On the money thing, the PAB is at last more secure financially, and we’ve shed that wacky reputation which has sometimes put funders off, so we could have a bigger bureau, more staff, more office space, more computers. What would we do differently with more resources? Maybe nothing, just more of the same but better, more reliably, more quickly, for more people. We are already being more proactive, using more initiative, so that we can roll out what we do best and up the quality. We don’t want too much money, or too many staff, because that would bring the risk of becoming bureaucratic, like some worthy organisations we could name. We want permaculture to succeed because it offers the best hope going in these troubled times. If you’ve watched Al Gore gently frightening Americans about the climate change tipping point being upon us, maybe you’ll be reassured by the thought that there’s a permaculture tipping point happening too.

 

Looking ahead thirty years, or, given the urgency, five years, when everyone in Britain has access to permaculture, and are ‘doing it’, what might this country become?

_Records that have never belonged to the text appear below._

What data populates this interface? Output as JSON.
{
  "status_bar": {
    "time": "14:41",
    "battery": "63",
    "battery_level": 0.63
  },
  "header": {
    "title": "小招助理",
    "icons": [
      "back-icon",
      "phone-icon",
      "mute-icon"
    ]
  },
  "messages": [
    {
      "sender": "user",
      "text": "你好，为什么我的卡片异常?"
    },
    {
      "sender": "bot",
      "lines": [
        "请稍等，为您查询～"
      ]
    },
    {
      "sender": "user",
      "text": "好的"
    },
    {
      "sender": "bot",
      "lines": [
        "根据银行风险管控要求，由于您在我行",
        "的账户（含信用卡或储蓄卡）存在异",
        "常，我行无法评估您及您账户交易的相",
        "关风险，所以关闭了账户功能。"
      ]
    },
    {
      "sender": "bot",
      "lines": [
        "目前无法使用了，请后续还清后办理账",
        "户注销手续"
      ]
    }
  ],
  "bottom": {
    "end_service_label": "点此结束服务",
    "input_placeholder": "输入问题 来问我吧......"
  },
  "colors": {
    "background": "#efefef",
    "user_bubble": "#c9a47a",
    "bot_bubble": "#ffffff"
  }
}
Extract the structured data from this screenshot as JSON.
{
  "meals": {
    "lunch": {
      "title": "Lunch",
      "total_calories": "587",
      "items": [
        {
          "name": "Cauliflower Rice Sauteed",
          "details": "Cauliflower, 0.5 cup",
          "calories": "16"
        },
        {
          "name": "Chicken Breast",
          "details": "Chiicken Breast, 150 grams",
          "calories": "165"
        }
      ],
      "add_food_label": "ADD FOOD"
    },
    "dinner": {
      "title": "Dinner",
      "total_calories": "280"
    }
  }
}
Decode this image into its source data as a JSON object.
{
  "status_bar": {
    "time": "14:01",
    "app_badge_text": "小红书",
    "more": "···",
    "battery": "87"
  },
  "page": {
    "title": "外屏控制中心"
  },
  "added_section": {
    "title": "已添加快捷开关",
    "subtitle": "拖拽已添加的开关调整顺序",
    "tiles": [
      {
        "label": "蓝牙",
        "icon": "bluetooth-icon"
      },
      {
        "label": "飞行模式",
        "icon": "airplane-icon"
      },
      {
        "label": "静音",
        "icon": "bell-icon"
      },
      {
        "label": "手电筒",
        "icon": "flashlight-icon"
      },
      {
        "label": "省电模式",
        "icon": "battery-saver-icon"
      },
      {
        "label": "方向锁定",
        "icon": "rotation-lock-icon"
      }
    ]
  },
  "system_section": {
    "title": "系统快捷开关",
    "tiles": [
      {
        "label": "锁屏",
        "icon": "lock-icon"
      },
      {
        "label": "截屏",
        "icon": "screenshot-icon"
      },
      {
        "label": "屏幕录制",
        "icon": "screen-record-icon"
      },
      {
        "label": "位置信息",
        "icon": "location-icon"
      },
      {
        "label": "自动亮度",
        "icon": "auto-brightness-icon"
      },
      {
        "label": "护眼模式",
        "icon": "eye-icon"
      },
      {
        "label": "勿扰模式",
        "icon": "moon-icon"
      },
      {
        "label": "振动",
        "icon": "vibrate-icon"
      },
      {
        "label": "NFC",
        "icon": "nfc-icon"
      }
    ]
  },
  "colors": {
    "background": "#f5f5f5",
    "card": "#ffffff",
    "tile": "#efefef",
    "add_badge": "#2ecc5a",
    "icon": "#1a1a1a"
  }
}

I imagine it would be returning to its natural state, with mutual aid, common ownership and self-government[5], but with some modern technologies, especially for communications.

 

By the way, I’m the new ‘Chair’ of the PAB, so I’m here to provide access too. Do send me any comments, grouses or suggestions, to chair@permaculture.org.uk.

 

With love and best wishes,

Chris Marsh

 

1. http://www.defra.gov.uk/environment/statistics/supp/spkf02.htm

2. http://www.whichfranchise.com/franchisorPage.cfm?companyID=2117

3. http://property.timesonline.co.uk/article/0,,30049-2229062,00.html

4. Note: I’ve since learned that it wasn’t him, but the unreliable person who has been editor for years – now, thankfully, retiring in favour of my young friend, who was very apologetic. Hey ho!